Journal of the American Academy of Physician Assistants:
Christy Eskes is director of the PA program at Loma Linda University in Loma Linda, Calif., and a PA at Social Action Community Health Systems in San Bernardino, Calif. The author has disclosed no potential conflicts of interest, financial or otherwise.
Tanya Gregory, PhD, department editor
During our physician assistant (PA) training, we learn about the full spectrum of medications available for treating disease and study how to assess what is first-line, second-line, and so on. We review which tests are considered to be “gold standard” and become adept at selecting those on paper so we pass our certification examination and become licensed to practice medicine. What is not taught to us, however, is what to do when patients cannot afford their medical care.
When I began practicing in primary care 10 years ago, I was working with a patient population that was well insured; I could order “gold standard” tests and first-line medications for most. I became good at relying on these top-tier options for treating my patients. I was able to ask patients to come back routinely for follow-up and could count on them showing up for their appointments. Blood tests, imaging studies, and brand-name medications were all within the realm of possibility. Even when an insurance formulary limited choices, an appropriate alternative selection usually was available and caused but a hiccup in the process of achieving wellness for each patient. Yes, there were some challenges, but those were the exception, not the rule.
A few years ago, I changed clinical settings to work in a medically underserved area. Even before PA school, I had long desired to work with the uninsured and underserved populations, and this was my opportunity. I was thrilled to be able to be the source of care for those who may not otherwise have any, and I was idealistic in my goals for my patient interactions.
In this new setting, I was suddenly unable to order those gold standard tests. Patients could not follow up every 3 months for their diabetes examinations, as had been protocol at my previous clinic. I was introduced to the discount prescription formularies offered through stores like Walmart and Target, and I realized that these would be my new drug references instead of the pocket pharmacopoeia upon which I had become so reliant. I had to transition into practicing medicine more creatively without the benefit of being able to order expensive tests or the latest drugs. Even with a medication assistance program, patients struggled to obtain insulin or often had to choose between getting laboratory tests done and picking up refills. A visit to our clinic often resulted in patients being sent home with a bag of canned goods or other nonperishable groceries to help them avoid having to choose between feeding their family and taking their BP medication.
I came to appreciate these formularies and became more familiar with the myriad of programs available to my patients for free preventive healthcare and locations for discounted laboratory and radiologic tests. My clinical reasoning skills became more astute, and I began relying more on my history and physical examination than on expensive tests. I began shifting my mindset from covering myself in case of a lawsuit to ensuring that I was not ordering more than what was absolutely necessary. I began practicing medicine to the lowest common denominator, and it was liberating to know that I really could rely on these strategies to make the diagnosis in most cases.
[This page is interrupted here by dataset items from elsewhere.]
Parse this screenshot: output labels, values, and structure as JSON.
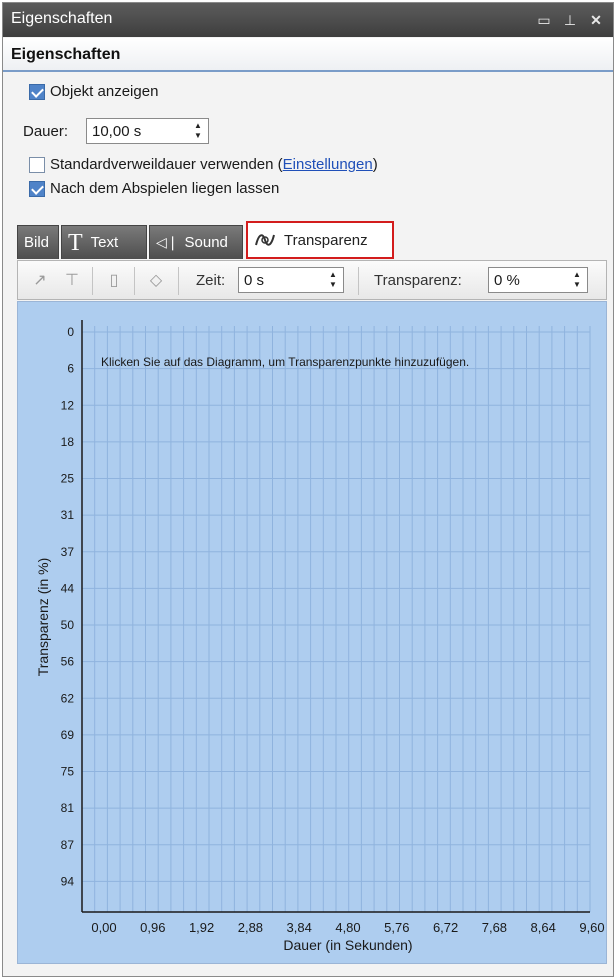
{
  "window": {
    "title": "Eigenschaften"
  },
  "section": {
    "title": "Eigenschaften"
  },
  "options": {
    "objekt_anzeigen": "Objekt anzeigen",
    "dauer_label": "Dauer:",
    "dauer_value": "10,00 s",
    "standard_text": "Standardverweildauer verwenden (",
    "einstellungen_link": "Einstellungen",
    "standard_close": ")",
    "liegen_lassen": "Nach dem Abspielen liegen lassen"
  },
  "tabs": [
    {
      "label": "Bild"
    },
    {
      "label": "Text"
    },
    {
      "label": "Sound"
    },
    {
      "label": "Transparenz"
    }
  ],
  "toolbar": {
    "zeit_label": "Zeit:",
    "zeit_value": "0 s",
    "transparenz_label": "Transparenz:",
    "transparenz_value": "0 %"
  },
  "chart_data": {
    "type": "line",
    "hint": "Klicken Sie auf das Diagramm, um Transparenzpunkte hinzuzufügen.",
    "xlabel": "Dauer (in Sekunden)",
    "ylabel": "Transparenz (in %)",
    "x_ticks": [
      "0,00",
      "0,96",
      "1,92",
      "2,88",
      "3,84",
      "4,80",
      "5,76",
      "6,72",
      "7,68",
      "8,64",
      "9,60"
    ],
    "y_ticks": [
      "0",
      "6",
      "12",
      "18",
      "25",
      "31",
      "37",
      "44",
      "50",
      "56",
      "62",
      "69",
      "75",
      "81",
      "87",
      "94"
    ],
    "series": [],
    "grid": true
  }
}
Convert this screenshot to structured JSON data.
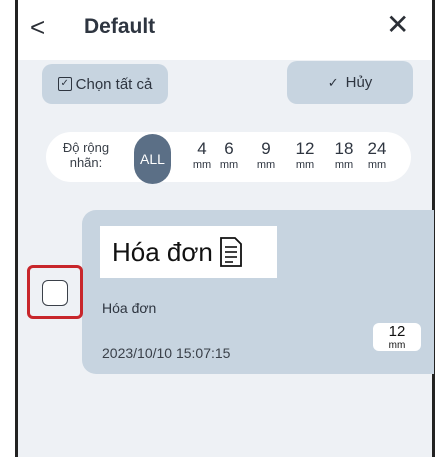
{
  "header": {
    "back_icon": "chevron-left-icon",
    "title": "Default",
    "close_icon": "close-icon"
  },
  "toolbar": {
    "select_all_label": "Chọn tất cả",
    "cancel_label": "Hủy"
  },
  "width_filter": {
    "label_line1": "Độ rộng",
    "label_line2": "nhãn:",
    "all_label": "ALL",
    "options": [
      {
        "num": "4",
        "unit": "mm"
      },
      {
        "num": "6",
        "unit": "mm"
      },
      {
        "num": "9",
        "unit": "mm"
      },
      {
        "num": "12",
        "unit": "mm"
      },
      {
        "num": "18",
        "unit": "mm"
      },
      {
        "num": "24",
        "unit": "mm"
      }
    ]
  },
  "items": [
    {
      "preview_text": "Hóa đơn",
      "name": "Hóa đơn",
      "date": "2023/10/10 15:07:15",
      "size_num": "12",
      "size_unit": "mm",
      "checked": false
    }
  ],
  "colors": {
    "accent": "#5b6f86",
    "button_bg": "#c7d4e0",
    "panel_bg": "#eef1f5",
    "highlight": "#c8262b"
  }
}
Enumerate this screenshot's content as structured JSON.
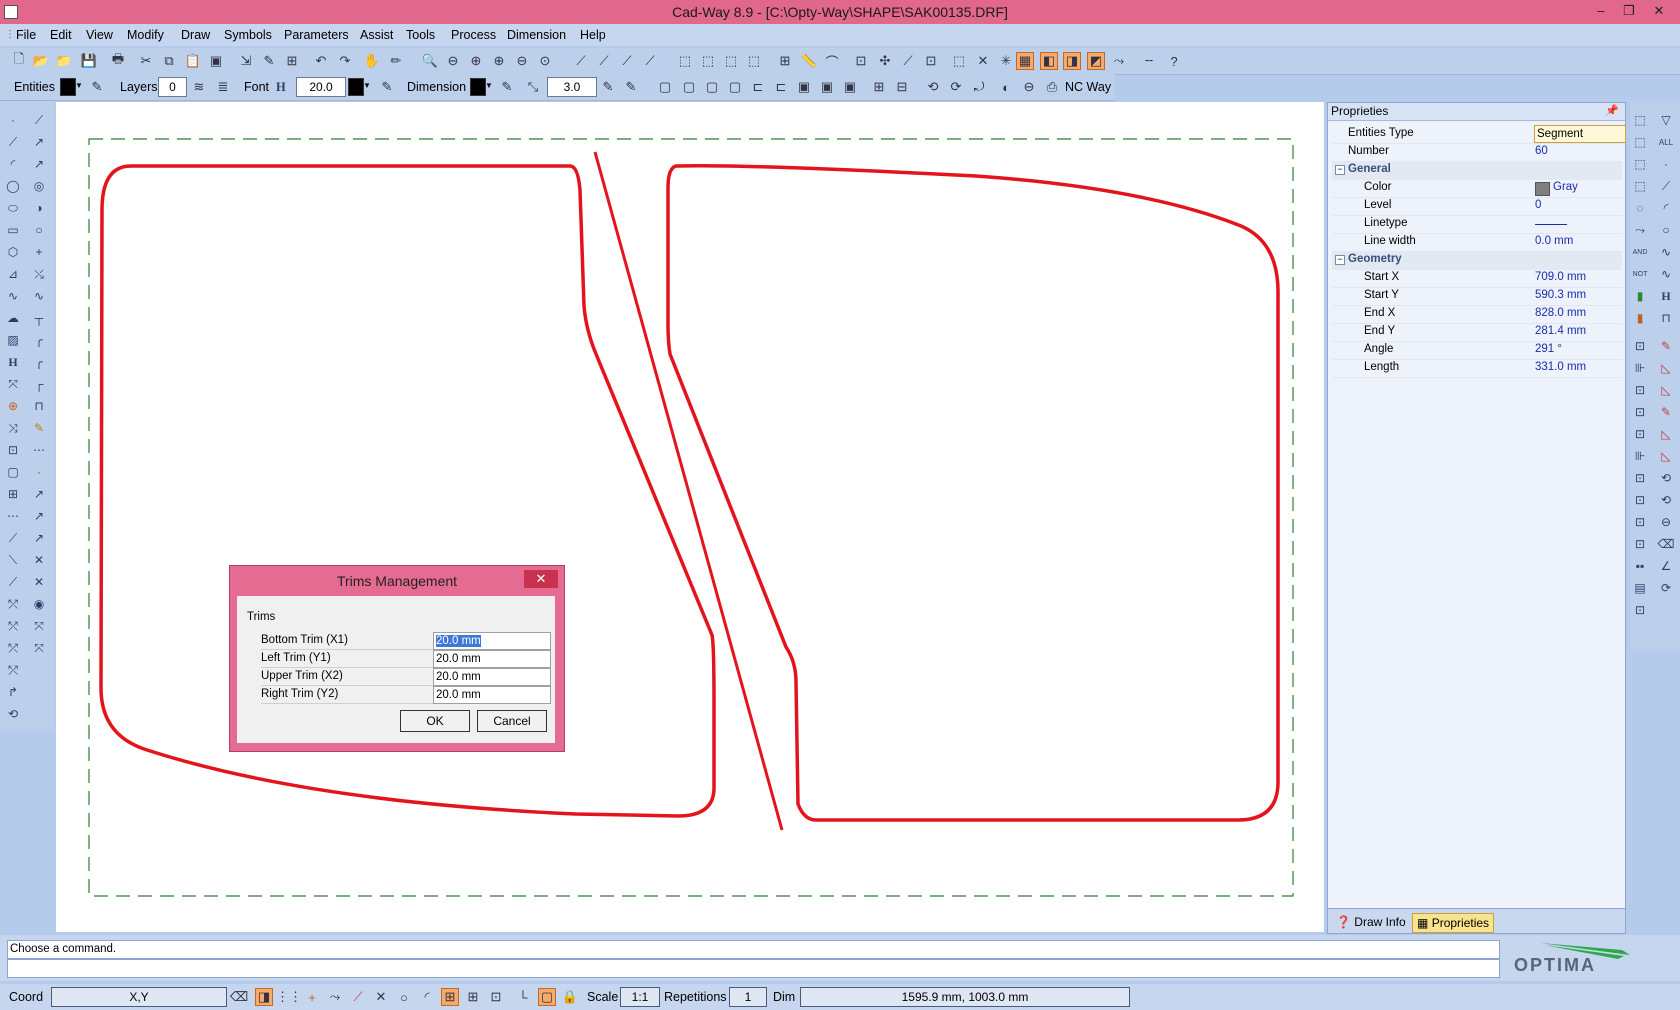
{
  "window": {
    "title": "Cad-Way 8.9 - [C:\\Opty-Way\\SHAPE\\SAK00135.DRF]",
    "controls": [
      "–",
      "❐",
      "✕"
    ]
  },
  "menu": [
    "File",
    "Edit",
    "View",
    "Modify",
    "Draw",
    "Symbols",
    "Parameters",
    "Assist",
    "Tools",
    "Process",
    "Dimension",
    "Help"
  ],
  "toolbar2": {
    "entities_label": "Entities",
    "layers_label": "Layers",
    "layers_value": "0",
    "font_label": "Font",
    "font_h_glyph": "H",
    "font_value": "20.0",
    "dimension_label": "Dimension",
    "dimension_value": "3.0",
    "ncway_label": "NC Way"
  },
  "properties": {
    "panel_title": "Proprieties",
    "rows": [
      {
        "label": "Entities Type",
        "value": "Segment"
      },
      {
        "label": "Number",
        "value": "60"
      }
    ],
    "general": {
      "title": "General",
      "rows": [
        {
          "label": "Color",
          "value": "Gray"
        },
        {
          "label": "Level",
          "value": "0"
        },
        {
          "label": "Linetype",
          "value": ""
        },
        {
          "label": "Line width",
          "value": "0.0 mm"
        }
      ]
    },
    "geometry": {
      "title": "Geometry",
      "rows": [
        {
          "label": "Start X",
          "value": "709.0 mm"
        },
        {
          "label": "Start Y",
          "value": "590.3 mm"
        },
        {
          "label": "End X",
          "value": "828.0 mm"
        },
        {
          "label": "End Y",
          "value": "281.4 mm"
        },
        {
          "label": "Angle",
          "value": "291 °"
        },
        {
          "label": "Length",
          "value": "331.0 mm"
        }
      ]
    },
    "tabs": [
      "Draw Info",
      "Proprieties"
    ]
  },
  "dialog": {
    "title": "Trims Management",
    "close": "✕",
    "group": "Trims",
    "rows": [
      {
        "label": "Bottom Trim (X1)",
        "value": "20.0 mm"
      },
      {
        "label": "Left Trim (Y1)",
        "value": "20.0 mm"
      },
      {
        "label": "Upper Trim (X2)",
        "value": "20.0 mm"
      },
      {
        "label": "Right Trim (Y2)",
        "value": "20.0 mm"
      }
    ],
    "ok": "OK",
    "cancel": "Cancel"
  },
  "command": {
    "prompt": "Choose a command.",
    "input": ""
  },
  "logo": "OPTIMA",
  "status": {
    "coord_label": "Coord",
    "coord_value": "X,Y",
    "scale_label": "Scale",
    "scale_value": "1:1",
    "repetitions_label": "Repetitions",
    "repetitions_value": "1",
    "dim_label": "Dim",
    "dim_value": "1595.9 mm, 1003.0 mm"
  },
  "colors": {
    "title_bar": "#e1678d",
    "shape_stroke": "#e4141c",
    "trim_frame": "#2e7d32",
    "dialog_frame": "#e66b92"
  }
}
Despite this renaissance, frustrations abound. Patients who truly need more expensive testing for potentially serious conditions either find themselves with bills they cannot pay or refuse to go at all, resulting in a conundrum for providers. We are advocates for our patients, yet we are at the mercy of their pocketbooks when they do not qualify for our state and federal Medicaid programs. I am working with several patients who have had some basic tests that point to cancerous tumors, yet who refuse to follow up further because of their fear of the system and the financial liability they may incur. We have discussed that this refusal could lead to their early death if untreated cancer is indeed running rampant in their body, but they remain steadfast. Their fear of medical debt trumps any fear of cancer and dying. Is this truly “informed refusal”?
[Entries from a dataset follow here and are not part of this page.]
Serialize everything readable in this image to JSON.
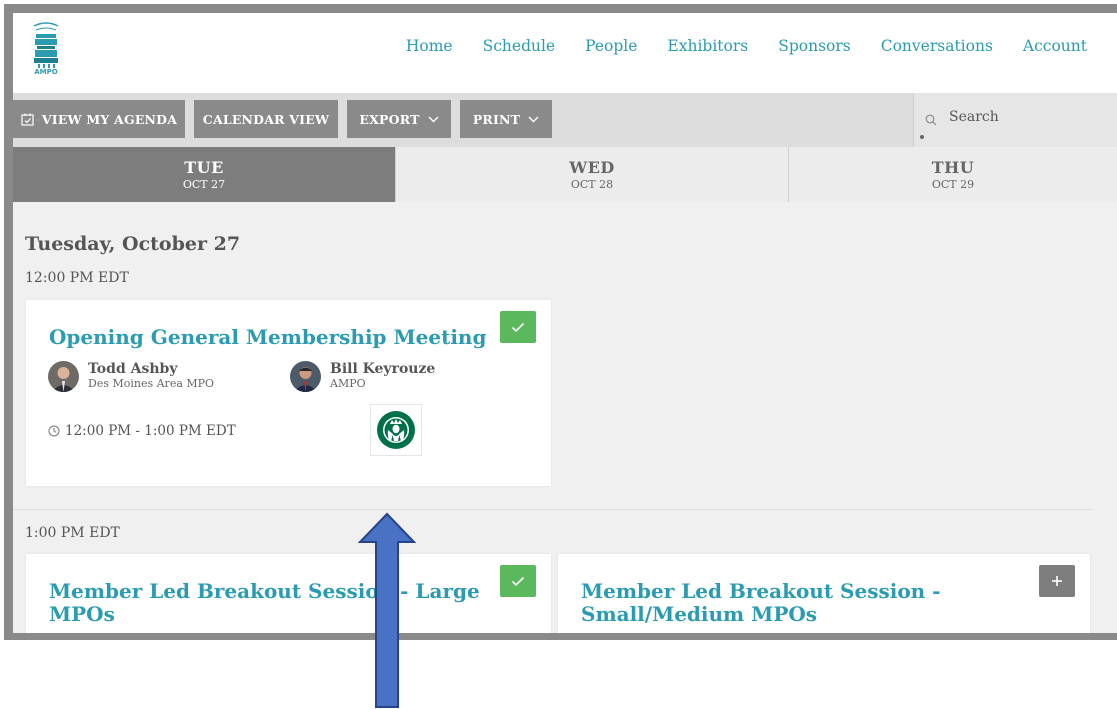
{
  "nav": {
    "logo_text": "AMPO",
    "links": [
      "Home",
      "Schedule",
      "People",
      "Exhibitors",
      "Sponsors",
      "Conversations",
      "Account"
    ]
  },
  "toolbar": {
    "view_agenda": "VIEW MY AGENDA",
    "calendar_view": "CALENDAR VIEW",
    "export": "EXPORT",
    "print": "PRINT",
    "search_placeholder": "Search"
  },
  "day_tabs": [
    {
      "day": "TUE",
      "date": "OCT 27",
      "active": true
    },
    {
      "day": "WED",
      "date": "OCT 28",
      "active": false
    },
    {
      "day": "THU",
      "date": "OCT 29",
      "active": false
    }
  ],
  "schedule": {
    "day_heading": "Tuesday, October 27",
    "slots": [
      {
        "time": "12:00 PM EDT",
        "sessions": [
          {
            "title": "Opening General Membership Meeting",
            "in_agenda": true,
            "speakers": [
              {
                "name": "Todd Ashby",
                "org": "Des Moines Area MPO"
              },
              {
                "name": "Bill Keyrouze",
                "org": "AMPO"
              }
            ],
            "time_range": "12:00 PM - 1:00 PM EDT",
            "sponsor_icon": "starbucks-logo"
          }
        ]
      },
      {
        "time": "1:00 PM EDT",
        "sessions": [
          {
            "title_line1": "Member Led Breakout Session - Large",
            "title_line2": "MPOs",
            "in_agenda": true
          },
          {
            "title_line1": "Member Led Breakout Session -",
            "title_line2": "Small/Medium MPOs",
            "in_agenda": false
          }
        ]
      }
    ]
  },
  "colors": {
    "accent": "#2a9bb0",
    "check_green": "#5cb85c",
    "button_gray": "#8a8a8a",
    "arrow_blue": "#4a72c4"
  }
}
How my practice will be affected by the Affordable Care Act (ACA) is unclear. For those of us working in underserved areas or with underinsured or uninsured populations, we hope the ACA will expand access to care. We hope we will not have to cross our fingers that a patient will show up for a follow-up visit after going home with a new medication. We hope the ACA will let us order those previously untouchable medications when necessary. We hope that fear of debt will no longer have to take center stage when further testing is required.
Although I am not naïve enough to think that the ACA will fully bridge the gap between my patients' medical needs and their pocketbooks, I do hope I continue to make diagnoses using the fewest tests possible and to treat patients with the most cost-effective medications. These medical arts have been largely lost in a society plagued by litigiousness. I am learning to trust my skills, and being forced into this type of practice has truly been illuminating. Not all abdominal pain needs imaging. Not all cases of fatigue require a battery of blood tests.
Ultimately, I hope that someday those of us working in these underserved areas can provide whatever care is necessary without having to rely solely on our patients' pocketbooks. And if this becomes reality, I hope I do not lose my reliance on the basics of the history and physical examination. That is something we PAs have always excelled at, and we should continue having confidence in those skills.